2022 marks the 50th anniversary of the Association for Project Management. This is an amazing milestone in the world of project management, and definitely an occasion for various celebrations. It got me thinking about milestones within projects and how recognising and celebrating time-bound achievements can boost positivity and productivity.
Within the fields of neuroscience and psychology, the 50th anniversary of APM would be considered a type of temporal landmark. Temporal landmarks are distinct moments or events that stand out from the regular and routine activities of everyday life. These could include anniversaries, birthdays or the start of a new job for example. These symbolic landmarks help our brain add structure to our memories and experiences. As a result, we naturally organise events and achievements around these landmarks and separate them out into distinct time periods. Understanding the psychology behind temporal landmarks and their effect on people’s motivation to achieve goals is a central component of human motivation.
Temporal landmarks can be positive or negative. Acknowledging and progressing through positive landmarks make us feel good and encourages us to stay focused and productive. Celebrating success also releases dopamine. Studies have shown that we’re less likely to procrastinate on achieving our goals when it comes to a new temporal timeframe - this could be a new year, month, season or phase of a project. This is known as the ‘fresh start effect’, for example, research into this effect found that the term ‘diet’ is searched for more at the beginning of a week, month or year. As a result of passing a temporal landmark, people are keen to start the new time period with achievements and success, and so are more likely to invest time and effort. Psychologically, the impact of a fresh start is a feeling of optimism, hope and renewal. This induces a sense of motivation and encourages us to fill the new time period with positive progress and achievement.

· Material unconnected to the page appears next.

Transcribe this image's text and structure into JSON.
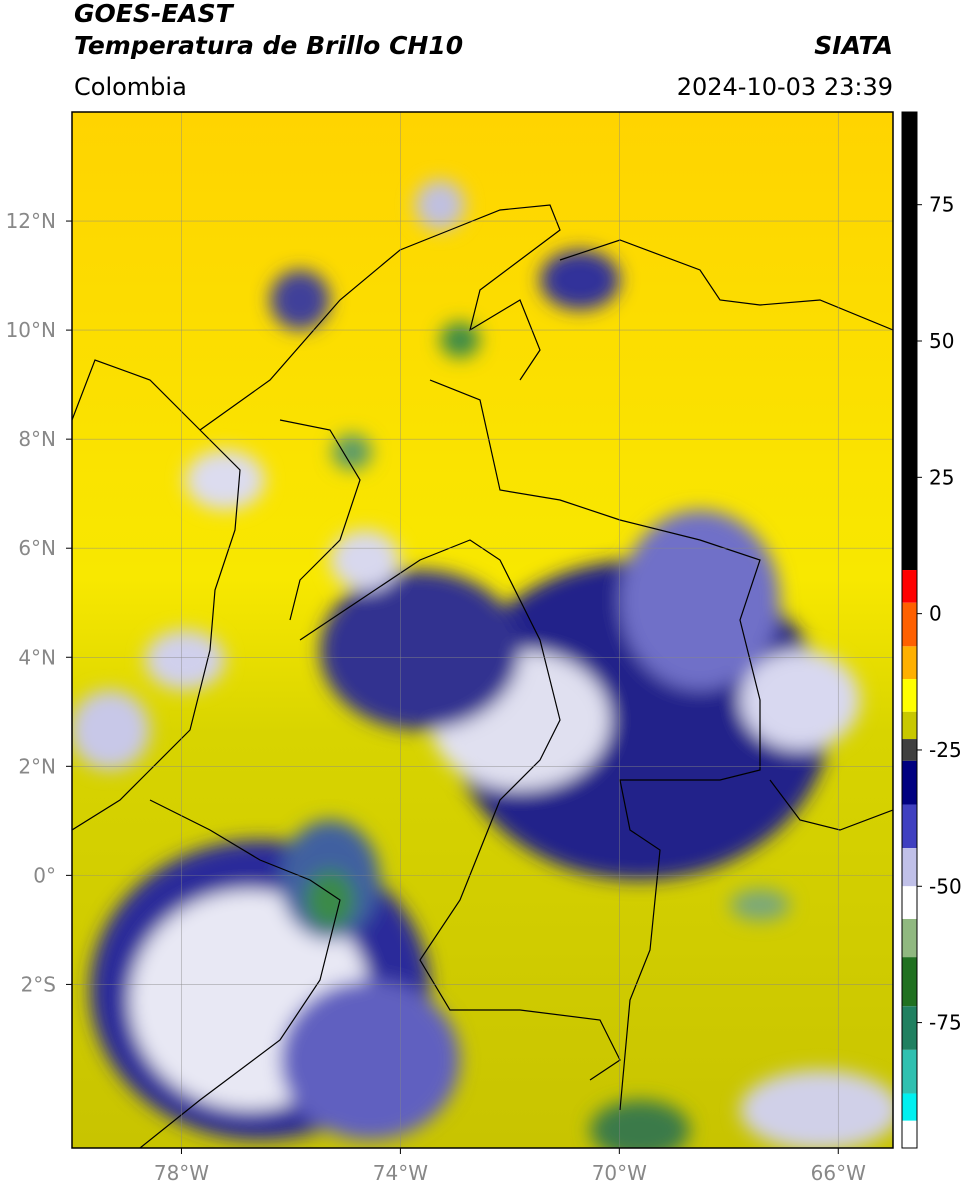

How to use temporal landmarks in your project
Projects are full of opportunities to celebrate temporal landmarks - the approval of business cases, completion of project phases, delivery of outputs or the realisation of benefits. When it comes to maximising the effect of temporal landmarks within projects, there are a few things we can do:
1. Focus on proximity
We have a natural tendency to perceive events that are closer to us in time, as more significant than those that are further away. Within the field of psychology this is known as temporal discounting. When it comes to planning the duration of project phases, keep them short. By breaking projects into manageable chunks that are close in time, we generate more frequent temporal landmarks which are viewed as more significant.
2. Generate strategic landmarks
If we’ve had a challenging or particularly unsuccessful period during a project, recognising a temporal landmark is an effective way of separating out those negative experiences. This creates a psychological fresh start and relegates the challenges of the past into a different psychological time period, allowing us to move on with a renewed sense of vigour and optimism. Create a ‘fresh start’ by defining and announcing a new phase of the project or recognising a new month, quarter, or year to reinvigorate people’s motivation.
3. Look to the future
In addition to recognising and celebrating temporal landmarks that have passed, it’s important to look to the future and more specifically, to the next temporal landmark. Scheduling, communicating and promoting upcoming milestones acts as a key motivator, encouraging people to invest time and effort in something which feels achievable and within reach. Organising a kick-off or close-out event for key project phases is an effective technique for drawing attention to future landmarks.
Do you know when your next temporal landmark is for the project that you work on?
Rodzon, K., Berry, M. and Odum, Amy. 2010. Within-Subject Comparison of Degree of Delay Discounting Using Titrating and Fixed Sequence Procedures. Behavioural processes. 86, pp.164-7.
Scarlett, H. 2016. Neuroscience for Organizational Change: An Evidence-based Practical Guide to Managing Change. London: Kogan Page.
Dai, H., Milkman, K.L. and Riis, J. 2014. The fresh start effect: Temporal landmarks motivate aspirational behavior. Management Science, 60(10), pp. 2563–2582.